Negli USA la situazione è ormai degenerata da tempo: Cary Sherman, presidente della RIAA (Recording Industry Association of America) parla apertamente di "campagne di educazione e repressione" sfociate in denunce, patteggiamenti, multe e processi. Eloquente poi lo statuto anti pirati dell'associazione in questione: "Niente bandiere nere con teschi e ossa (...) i pirati di oggi non operano in mare aperto, ma su Internet" .
Qui in Italia il fenomeno non ha ancora raggiunto questi battaglieri livelli (meno male che i Metallica non sono di qui), ma le preoccupazioni degli utenti di software P2P sono vere e comprensibili: non saprei chi potrebbe apprezzare il fatto di venire identificato come "scaricatore accanito" tramite il suo numero IP e venire trascinato in tribunale da un'orda di major discografiche sul piede di guerra. E la nuova EUCD (European Union Copyright Directive) ha sinceramente spalancato le porte ad evenienze del genere.

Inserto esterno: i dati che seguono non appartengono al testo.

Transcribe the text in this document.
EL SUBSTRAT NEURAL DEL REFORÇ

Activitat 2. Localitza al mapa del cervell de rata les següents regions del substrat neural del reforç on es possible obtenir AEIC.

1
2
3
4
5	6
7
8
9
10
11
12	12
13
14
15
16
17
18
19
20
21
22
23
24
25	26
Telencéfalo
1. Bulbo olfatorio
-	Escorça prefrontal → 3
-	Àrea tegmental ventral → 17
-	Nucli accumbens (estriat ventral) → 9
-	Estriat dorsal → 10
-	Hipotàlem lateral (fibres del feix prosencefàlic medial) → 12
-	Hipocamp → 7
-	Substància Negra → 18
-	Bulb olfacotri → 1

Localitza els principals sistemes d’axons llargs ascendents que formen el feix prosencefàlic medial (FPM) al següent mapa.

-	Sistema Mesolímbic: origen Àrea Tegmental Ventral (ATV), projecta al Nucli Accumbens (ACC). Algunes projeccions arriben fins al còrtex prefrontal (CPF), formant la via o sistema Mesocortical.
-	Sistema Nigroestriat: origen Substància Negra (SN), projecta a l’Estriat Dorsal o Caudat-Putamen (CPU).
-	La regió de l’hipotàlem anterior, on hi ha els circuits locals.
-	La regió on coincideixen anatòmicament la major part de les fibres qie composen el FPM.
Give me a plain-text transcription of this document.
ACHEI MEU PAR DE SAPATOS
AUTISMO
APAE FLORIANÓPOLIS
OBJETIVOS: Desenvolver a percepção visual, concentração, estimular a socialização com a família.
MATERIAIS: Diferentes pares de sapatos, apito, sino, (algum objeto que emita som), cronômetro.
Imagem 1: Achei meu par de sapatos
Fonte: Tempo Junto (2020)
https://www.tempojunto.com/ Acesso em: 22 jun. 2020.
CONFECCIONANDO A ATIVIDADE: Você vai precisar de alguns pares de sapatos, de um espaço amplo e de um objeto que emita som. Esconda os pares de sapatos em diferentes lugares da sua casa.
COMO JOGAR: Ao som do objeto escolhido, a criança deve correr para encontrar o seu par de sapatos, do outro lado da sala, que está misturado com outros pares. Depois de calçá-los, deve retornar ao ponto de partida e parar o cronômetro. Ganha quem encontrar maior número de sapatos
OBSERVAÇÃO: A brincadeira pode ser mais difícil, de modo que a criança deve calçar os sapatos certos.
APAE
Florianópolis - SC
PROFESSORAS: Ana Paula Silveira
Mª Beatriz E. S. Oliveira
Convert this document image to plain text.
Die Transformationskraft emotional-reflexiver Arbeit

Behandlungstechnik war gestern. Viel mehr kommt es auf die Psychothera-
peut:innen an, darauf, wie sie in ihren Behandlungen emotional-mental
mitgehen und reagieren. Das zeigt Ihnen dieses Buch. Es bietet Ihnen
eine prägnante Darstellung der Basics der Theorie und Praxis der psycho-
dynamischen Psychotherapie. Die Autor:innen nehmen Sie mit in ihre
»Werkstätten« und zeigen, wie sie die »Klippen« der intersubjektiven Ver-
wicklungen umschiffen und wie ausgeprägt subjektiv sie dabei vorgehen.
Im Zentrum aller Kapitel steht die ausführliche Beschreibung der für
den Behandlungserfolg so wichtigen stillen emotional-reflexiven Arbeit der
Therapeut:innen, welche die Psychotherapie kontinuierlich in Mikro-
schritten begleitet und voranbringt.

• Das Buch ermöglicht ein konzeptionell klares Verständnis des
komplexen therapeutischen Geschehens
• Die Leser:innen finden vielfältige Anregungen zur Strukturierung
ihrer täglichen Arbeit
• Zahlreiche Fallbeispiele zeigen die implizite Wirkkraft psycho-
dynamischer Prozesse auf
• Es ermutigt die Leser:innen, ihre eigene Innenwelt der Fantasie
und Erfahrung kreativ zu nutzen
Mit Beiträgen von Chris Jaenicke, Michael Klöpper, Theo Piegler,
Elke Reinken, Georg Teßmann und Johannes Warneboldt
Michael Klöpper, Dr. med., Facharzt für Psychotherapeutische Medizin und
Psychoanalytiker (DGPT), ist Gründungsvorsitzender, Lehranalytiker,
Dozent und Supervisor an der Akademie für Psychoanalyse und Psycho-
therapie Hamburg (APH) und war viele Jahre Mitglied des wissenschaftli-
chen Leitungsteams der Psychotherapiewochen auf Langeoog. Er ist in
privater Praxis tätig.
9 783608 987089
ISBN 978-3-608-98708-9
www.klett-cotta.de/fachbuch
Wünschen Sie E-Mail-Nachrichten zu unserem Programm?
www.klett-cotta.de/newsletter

NewGlobal.it ha quindi intelligentemente prodotto la "Guida ad un uso consapevole dei sistemi P2P e dei programmi di filesharing." (http://www.newglobal.it/p2p) Chiara ed esauriente, dalle simpatiche immagini dei computerini felici all'interessante manifesto programmatico iniziale, affronta argomenti tecnici e approfondisce gli aspetti giuridici che la pratica del filesharing comporta.
Iniziativa apprezzabilissima che, oltre a rendere consapevoli gli utenti di ciò che fanno, esprime liberamente il pensiero dei suoi promotori riguardo tutto ciò che non và rispetto all'attuale legislazione in fatto di diritti d'autore.